To create a proper science experiment, classrooms need tools like beakers, magnets and microscopes. This week, 15 city schools were awarded “Dow Innovation Grants” that will enable them to bring those science experiments to life.
Provided by the Dow Chemical Company, the mini-grants are awarded to fund hands-on interactive experiments in robotics, physics, engineering and other areas. The estimated $1,000 each school received will go toward scientific tools and materials.
The four schools in Northwest Philadelphia which received them are John L. Kinsey Elementary, Hope Charter High School, Germantown High School and Walter Biddle Saul High School.
Making science “real”
The first check was presented on Wednesday to science teacher Mary Cullen at Kinsey Elementary in West Oak Lane.
The $850.50 grant matched the precise amount she calculated for an experiment which tests the effects of ultraviolet rays. Cullen said her experiment will examine sunscreen, sunglasses and fabrics that claim to protect from UV rays.
“There’s no money to supplement the basic curriculum,” said Cullen, who applied for the grant through the Philadelphia Math and Science Coalition of the Philadelphia Education Fund. “The grant is an opportunity to make science real. We’ll be able to perform a hands-on experiment about light. We’ll be asking what is UV light and is it harmful?”

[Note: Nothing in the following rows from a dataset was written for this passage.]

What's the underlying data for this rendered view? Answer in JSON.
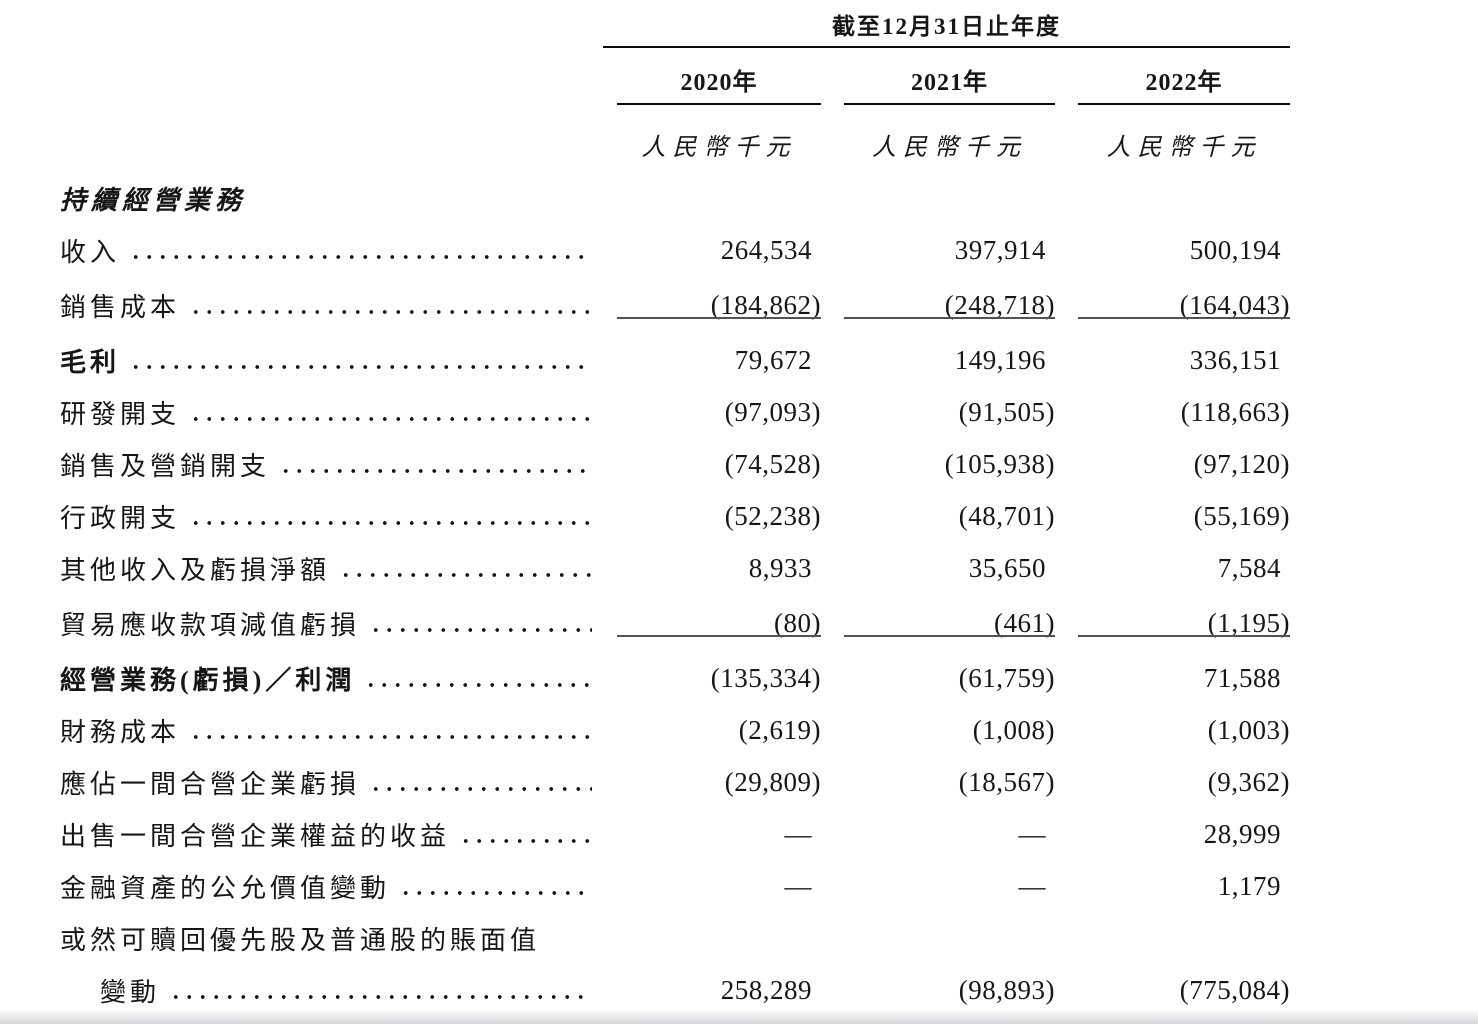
{
  "document": {
    "period_header": "截至12月31日止年度",
    "columns": [
      {
        "year": "2020年",
        "unit": "人民幣千元"
      },
      {
        "year": "2021年",
        "unit": "人民幣千元"
      },
      {
        "year": "2022年",
        "unit": "人民幣千元"
      }
    ],
    "rows": [
      {
        "label": "持續經營業務",
        "values": [
          "",
          "",
          ""
        ]
      },
      {
        "label": "收入",
        "values": [
          "264,534",
          "397,914",
          "500,194"
        ]
      },
      {
        "label": "銷售成本",
        "values": [
          "(184,862)",
          "(248,718)",
          "(164,043)"
        ]
      },
      {
        "label": "毛利",
        "values": [
          "79,672",
          "149,196",
          "336,151"
        ]
      },
      {
        "label": "研發開支",
        "values": [
          "(97,093)",
          "(91,505)",
          "(118,663)"
        ]
      },
      {
        "label": "銷售及營銷開支",
        "values": [
          "(74,528)",
          "(105,938)",
          "(97,120)"
        ]
      },
      {
        "label": "行政開支",
        "values": [
          "(52,238)",
          "(48,701)",
          "(55,169)"
        ]
      },
      {
        "label": "其他收入及虧損淨額",
        "values": [
          "8,933",
          "35,650",
          "7,584"
        ]
      },
      {
        "label": "貿易應收款項減值虧損",
        "values": [
          "(80)",
          "(461)",
          "(1,195)"
        ]
      },
      {
        "label": "經營業務(虧損)／利潤",
        "values": [
          "(135,334)",
          "(61,759)",
          "71,588"
        ]
      },
      {
        "label": "財務成本",
        "values": [
          "(2,619)",
          "(1,008)",
          "(1,003)"
        ]
      },
      {
        "label": "應佔一間合營企業虧損",
        "values": [
          "(29,809)",
          "(18,567)",
          "(9,362)"
        ]
      },
      {
        "label": "出售一間合營企業權益的收益",
        "values": [
          "—",
          "—",
          "28,999"
        ]
      },
      {
        "label": "金融資產的公允價值變動",
        "values": [
          "—",
          "—",
          "1,179"
        ]
      },
      {
        "label": "或然可贖回優先股及普通股的賬面值",
        "values": [
          "",
          "",
          ""
        ]
      },
      {
        "label": "變動",
        "values": [
          "258,289",
          "(98,893)",
          "(775,084)"
        ]
      }
    ]
  }
}
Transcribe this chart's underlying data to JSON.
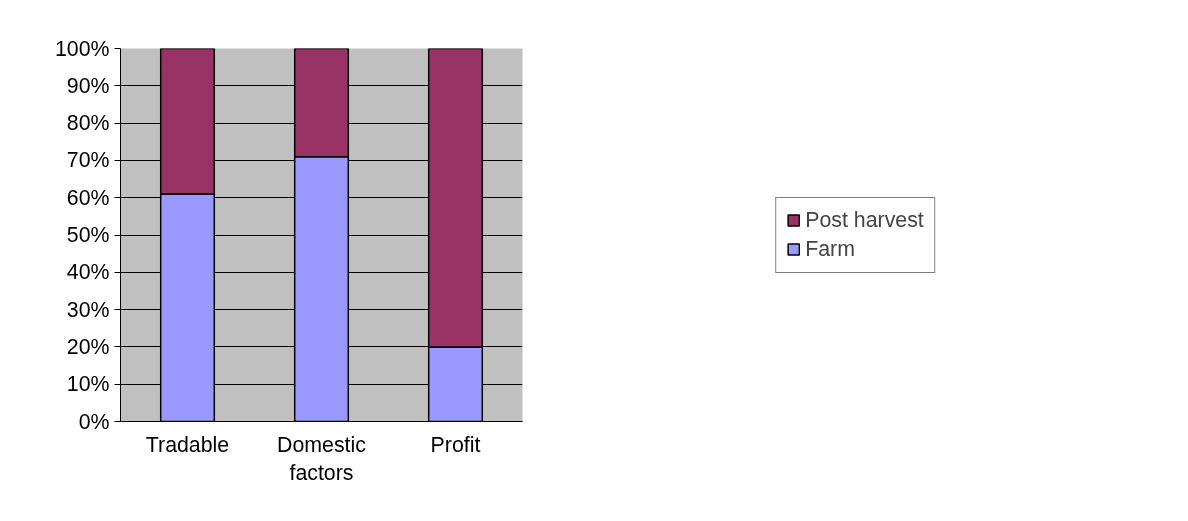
{
  "chart_data": {
    "type": "bar",
    "stacked": true,
    "categories": [
      "Tradable",
      "Domestic factors",
      "Profit"
    ],
    "series": [
      {
        "name": "Farm",
        "color": "#9999ff",
        "values": [
          61,
          71,
          20
        ]
      },
      {
        "name": "Post harvest",
        "color": "#993366",
        "values": [
          39,
          29,
          80
        ]
      }
    ],
    "ylim": [
      0,
      100
    ],
    "yticks": [
      {
        "value": 0,
        "label": "0%"
      },
      {
        "value": 10,
        "label": "10%"
      },
      {
        "value": 20,
        "label": "20%"
      },
      {
        "value": 30,
        "label": "30%"
      },
      {
        "value": 40,
        "label": "40%"
      },
      {
        "value": 50,
        "label": "50%"
      },
      {
        "value": 60,
        "label": "60%"
      },
      {
        "value": 70,
        "label": "70%"
      },
      {
        "value": 80,
        "label": "80%"
      },
      {
        "value": 90,
        "label": "90%"
      },
      {
        "value": 100,
        "label": "100%"
      }
    ],
    "grid": "y",
    "legend": "right"
  }
}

At the event, two experiments were performed by Dow scientists. Students learned how to create a bubbling volcano by using baking soda, vinegar and liquid hand soap. They also tested and measured a baseball bat to learn the science behind a home run.
“We show them how science is used every day,” said Dr. Alfred Schultz, scientist at Dow. “These kids can be future scientists.”
The scientists talked to the class about careers in the science field. Students were encouraged by Carl J. Coker, remediation leader for Dow, to consider fields in engineering and to attend science fairs.
“Don’t be afraid to ask questions,” said Coker.
Grant-winning schools will participate in science experiments such as robot construction, examining living ecosystems, classifying organisms and creating compost systems.
“Science is about being creative and inventing something,” said Dr. Melissa Merlau Johnson, scientist at Dow. “You can influence what happens in day-to-day life.”